Cell importing the SQLMesh library

Next, create a SQLMesh scaffold with the %init notebook magic, specifying a default SQL dialect for your models. The dialect should correspond to the dialect most of your models are written in; it can be overridden for specific models in the model's MODEL specification. All SQL dialects supported by the SQLGlot library are allowed.

In this example, we specify the duckdb dialect:

Notebook output after project initiation

If the scaffold is successfully created, it will return SQLMesh project scaffold created.

The scaffold will include a SQLMesh configuration file for the example project.

Learn more about the project's configuration

SQLMesh project-level configuration parameters are specified in the config.yaml file in the project directory.

This example project uses the embedded DuckDB SQL engine, so its configuration specifies duckdb as the local gateway's connection and the local gateway as the default.

The command to run the scaffold generator requires a default SQL dialect for your models, which it places in the config model_defaults dialect key. In this example, we specified the duckdb SQL dialect as the default:

gateways:
  local:
    connection:
      type: duckdb
      database: ./db.db

default_gateway: local

model_defaults:
  dialect: duckdb

Learn more about SQLMesh project configuration here.

The scaffold will also include multiple directories where SQLMesh project files are stored and multiple files that constitute the example project (e.g., SQL models).

Learn more about the project directories and files

SQLMesh uses a scaffold generator to initiate a new project. The generator will create multiple sub-directories and files for organizing your SQLMesh project code.

The scaffold generator will create the following configuration file and directories:

  • config.yaml
  • ./models
    • SQL and Python models. Refer to models.
  • ./seeds
    • Seed files. Refer to seeds.
  • ./audits
    • Shared audit files.
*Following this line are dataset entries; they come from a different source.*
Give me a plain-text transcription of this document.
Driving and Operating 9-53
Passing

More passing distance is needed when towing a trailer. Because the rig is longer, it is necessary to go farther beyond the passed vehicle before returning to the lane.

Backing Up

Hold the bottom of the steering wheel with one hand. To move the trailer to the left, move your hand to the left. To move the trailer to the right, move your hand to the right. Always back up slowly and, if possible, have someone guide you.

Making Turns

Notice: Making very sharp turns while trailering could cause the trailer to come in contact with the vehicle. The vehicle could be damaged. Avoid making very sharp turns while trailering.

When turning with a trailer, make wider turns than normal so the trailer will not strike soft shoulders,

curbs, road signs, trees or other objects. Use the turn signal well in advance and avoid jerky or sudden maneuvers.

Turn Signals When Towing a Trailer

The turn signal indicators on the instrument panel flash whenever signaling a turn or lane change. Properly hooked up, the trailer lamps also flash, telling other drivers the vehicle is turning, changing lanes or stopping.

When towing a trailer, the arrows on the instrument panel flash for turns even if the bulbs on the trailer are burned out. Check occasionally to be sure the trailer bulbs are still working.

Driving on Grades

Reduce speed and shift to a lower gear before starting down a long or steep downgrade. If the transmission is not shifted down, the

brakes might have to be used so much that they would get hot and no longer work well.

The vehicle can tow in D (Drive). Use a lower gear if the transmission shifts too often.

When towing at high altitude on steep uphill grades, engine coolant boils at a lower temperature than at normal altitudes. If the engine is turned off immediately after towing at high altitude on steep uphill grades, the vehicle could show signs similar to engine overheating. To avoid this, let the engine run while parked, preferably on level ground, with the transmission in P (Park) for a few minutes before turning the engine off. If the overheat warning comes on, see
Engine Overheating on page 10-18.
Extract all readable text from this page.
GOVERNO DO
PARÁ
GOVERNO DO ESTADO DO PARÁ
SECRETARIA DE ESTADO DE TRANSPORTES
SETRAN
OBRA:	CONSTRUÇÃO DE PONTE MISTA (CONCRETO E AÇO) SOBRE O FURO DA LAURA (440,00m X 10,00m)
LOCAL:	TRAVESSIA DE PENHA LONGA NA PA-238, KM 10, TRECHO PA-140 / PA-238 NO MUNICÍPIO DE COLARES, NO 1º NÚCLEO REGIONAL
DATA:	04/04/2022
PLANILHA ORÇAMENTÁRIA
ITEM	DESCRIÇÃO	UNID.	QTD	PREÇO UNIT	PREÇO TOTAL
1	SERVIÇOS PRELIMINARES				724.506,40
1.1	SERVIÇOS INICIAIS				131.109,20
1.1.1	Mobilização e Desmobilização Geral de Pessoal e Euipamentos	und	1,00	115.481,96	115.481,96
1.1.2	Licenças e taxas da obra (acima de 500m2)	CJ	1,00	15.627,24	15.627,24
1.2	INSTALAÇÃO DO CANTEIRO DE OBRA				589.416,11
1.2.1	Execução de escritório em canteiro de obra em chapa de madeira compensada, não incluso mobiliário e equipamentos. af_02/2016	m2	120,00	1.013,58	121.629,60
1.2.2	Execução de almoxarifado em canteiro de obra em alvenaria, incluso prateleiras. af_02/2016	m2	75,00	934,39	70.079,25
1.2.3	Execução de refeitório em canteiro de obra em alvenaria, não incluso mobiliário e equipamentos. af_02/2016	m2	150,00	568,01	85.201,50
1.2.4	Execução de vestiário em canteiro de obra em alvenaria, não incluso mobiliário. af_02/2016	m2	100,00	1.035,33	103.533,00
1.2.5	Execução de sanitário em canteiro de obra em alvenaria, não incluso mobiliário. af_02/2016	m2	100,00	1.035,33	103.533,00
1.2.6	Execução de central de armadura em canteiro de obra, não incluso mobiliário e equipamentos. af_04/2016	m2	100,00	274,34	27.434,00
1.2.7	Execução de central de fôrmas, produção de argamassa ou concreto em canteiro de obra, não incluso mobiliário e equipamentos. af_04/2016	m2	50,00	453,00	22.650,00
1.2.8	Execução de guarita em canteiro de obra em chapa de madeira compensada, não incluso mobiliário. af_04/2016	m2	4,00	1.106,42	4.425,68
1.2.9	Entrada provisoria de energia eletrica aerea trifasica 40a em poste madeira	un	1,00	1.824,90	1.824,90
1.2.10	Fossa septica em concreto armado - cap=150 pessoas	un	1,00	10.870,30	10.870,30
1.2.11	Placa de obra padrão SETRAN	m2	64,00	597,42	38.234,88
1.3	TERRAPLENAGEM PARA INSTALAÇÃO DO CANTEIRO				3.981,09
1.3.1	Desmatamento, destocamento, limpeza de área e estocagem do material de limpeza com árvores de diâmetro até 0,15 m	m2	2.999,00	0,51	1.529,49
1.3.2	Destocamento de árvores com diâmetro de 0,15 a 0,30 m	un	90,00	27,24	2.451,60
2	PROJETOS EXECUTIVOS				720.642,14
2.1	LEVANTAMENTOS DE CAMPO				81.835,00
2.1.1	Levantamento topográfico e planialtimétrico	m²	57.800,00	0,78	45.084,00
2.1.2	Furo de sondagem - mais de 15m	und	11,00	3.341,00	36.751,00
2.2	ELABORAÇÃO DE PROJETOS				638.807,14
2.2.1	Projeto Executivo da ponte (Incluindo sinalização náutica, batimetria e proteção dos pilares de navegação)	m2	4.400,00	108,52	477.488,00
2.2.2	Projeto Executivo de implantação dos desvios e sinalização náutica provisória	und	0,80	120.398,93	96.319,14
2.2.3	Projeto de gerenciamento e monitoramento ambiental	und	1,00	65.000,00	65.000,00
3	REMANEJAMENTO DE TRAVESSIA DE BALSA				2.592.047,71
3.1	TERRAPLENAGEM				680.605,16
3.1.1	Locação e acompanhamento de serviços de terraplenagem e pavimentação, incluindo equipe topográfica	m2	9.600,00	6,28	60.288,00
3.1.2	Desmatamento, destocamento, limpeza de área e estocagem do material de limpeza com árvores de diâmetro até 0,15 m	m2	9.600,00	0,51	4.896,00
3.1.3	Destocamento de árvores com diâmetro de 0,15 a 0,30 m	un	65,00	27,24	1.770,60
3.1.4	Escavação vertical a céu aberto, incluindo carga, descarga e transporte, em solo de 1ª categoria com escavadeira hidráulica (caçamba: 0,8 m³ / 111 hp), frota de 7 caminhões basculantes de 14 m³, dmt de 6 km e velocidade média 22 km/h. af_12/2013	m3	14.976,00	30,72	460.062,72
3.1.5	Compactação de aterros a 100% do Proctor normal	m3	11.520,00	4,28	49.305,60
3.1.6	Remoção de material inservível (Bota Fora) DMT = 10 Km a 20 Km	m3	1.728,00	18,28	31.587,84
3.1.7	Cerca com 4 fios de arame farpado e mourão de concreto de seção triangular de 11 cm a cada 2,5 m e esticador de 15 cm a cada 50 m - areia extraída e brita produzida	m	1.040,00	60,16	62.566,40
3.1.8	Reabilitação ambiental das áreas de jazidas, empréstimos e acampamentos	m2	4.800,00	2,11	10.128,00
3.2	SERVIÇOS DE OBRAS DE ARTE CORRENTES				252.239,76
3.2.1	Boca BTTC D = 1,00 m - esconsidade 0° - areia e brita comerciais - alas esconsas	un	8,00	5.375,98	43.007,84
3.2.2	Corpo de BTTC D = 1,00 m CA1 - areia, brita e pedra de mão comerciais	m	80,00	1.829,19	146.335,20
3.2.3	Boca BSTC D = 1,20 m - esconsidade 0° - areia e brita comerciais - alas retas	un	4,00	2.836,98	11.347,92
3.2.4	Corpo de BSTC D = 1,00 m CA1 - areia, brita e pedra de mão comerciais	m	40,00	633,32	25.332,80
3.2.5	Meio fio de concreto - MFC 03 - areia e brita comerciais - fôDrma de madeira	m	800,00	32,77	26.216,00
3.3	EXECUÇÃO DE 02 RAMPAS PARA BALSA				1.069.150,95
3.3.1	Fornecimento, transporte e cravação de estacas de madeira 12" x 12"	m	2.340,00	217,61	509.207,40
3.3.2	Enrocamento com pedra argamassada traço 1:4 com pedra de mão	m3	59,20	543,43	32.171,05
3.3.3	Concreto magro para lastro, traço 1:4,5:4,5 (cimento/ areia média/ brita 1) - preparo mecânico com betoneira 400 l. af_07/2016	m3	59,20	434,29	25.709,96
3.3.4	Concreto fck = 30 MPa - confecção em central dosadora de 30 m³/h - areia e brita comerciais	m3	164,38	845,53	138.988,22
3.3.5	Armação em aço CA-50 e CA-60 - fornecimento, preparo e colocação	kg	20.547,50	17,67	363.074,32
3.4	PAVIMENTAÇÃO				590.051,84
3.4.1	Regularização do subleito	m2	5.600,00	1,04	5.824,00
Refer to auditing.
  • ./tests
    • Unit test files. Refer to testing.
  • ./macros
    • Macro files. Refer to macros.

It will also create the files needed for this quickstart example:

  • ./models
    • full_model.sql
    • incremental_model.sql
    • seed_model.sql
  • ./seeds
    • seed_data.csv
  • ./audits
    • assert_positive_order_ids.sql
  • ./tests
    • test_full_model.yaml

Finally, the scaffold will include data for the example project to use.

Learn more about the project's data

The data used in this example project is contained in the seed_data.csv file in the /seeds project directory. The data reflects sales of 3 items over 7 days in January 2020.

The file contains three columns, id, item_id, and event_date, which correspond to each row's unique ID, the sold item's ID number, and the date the item was sold, respectively.

This is the complete dataset:

id item_id event_date
1 2 2020-01-01
2 1 2020-01-01
3 3 2020-01-03
4 1 2020-01-04
5 1 2020-01-05
6 1 2020-01-06
7 1 2020-01-07

Inform SQLMesh of the project location by setting a context with the %context notebook magic. If the context is set successfully, it will return a message including the repository or list of repositories:

Notebook output after setting SQLMesh context

You can specify multiple directories in one call to %context if your SQLMesh project has multiple repositories.

2. Create a prod environment

SQLMesh's key actions are creating and applying plans to environments. At this point, the only environment is the empty prod environment.

Learn more about SQLMesh plans and environments

SQLMesh's key actions are creating and applying plans to environments.

A SQLMesh environment is an isolated namespace containing models and the data they generated. The most important environment is prod ("production"), which consists of the databases behind the applications your business uses to operate each day. Environments other than prod provide a place where you can test and preview changes to model code before they go live and affect business operations.

A SQLMesh plan contains a comparison of one environment to another and the set of changes needed to bring them into alignment. For example, if a new SQL model was added, tested, and run in the dev environment, it would need to be added and run in the prod environment to bring them into alignment. SQLMesh identifies all such changes and classifies them as either breaking or non-breaking.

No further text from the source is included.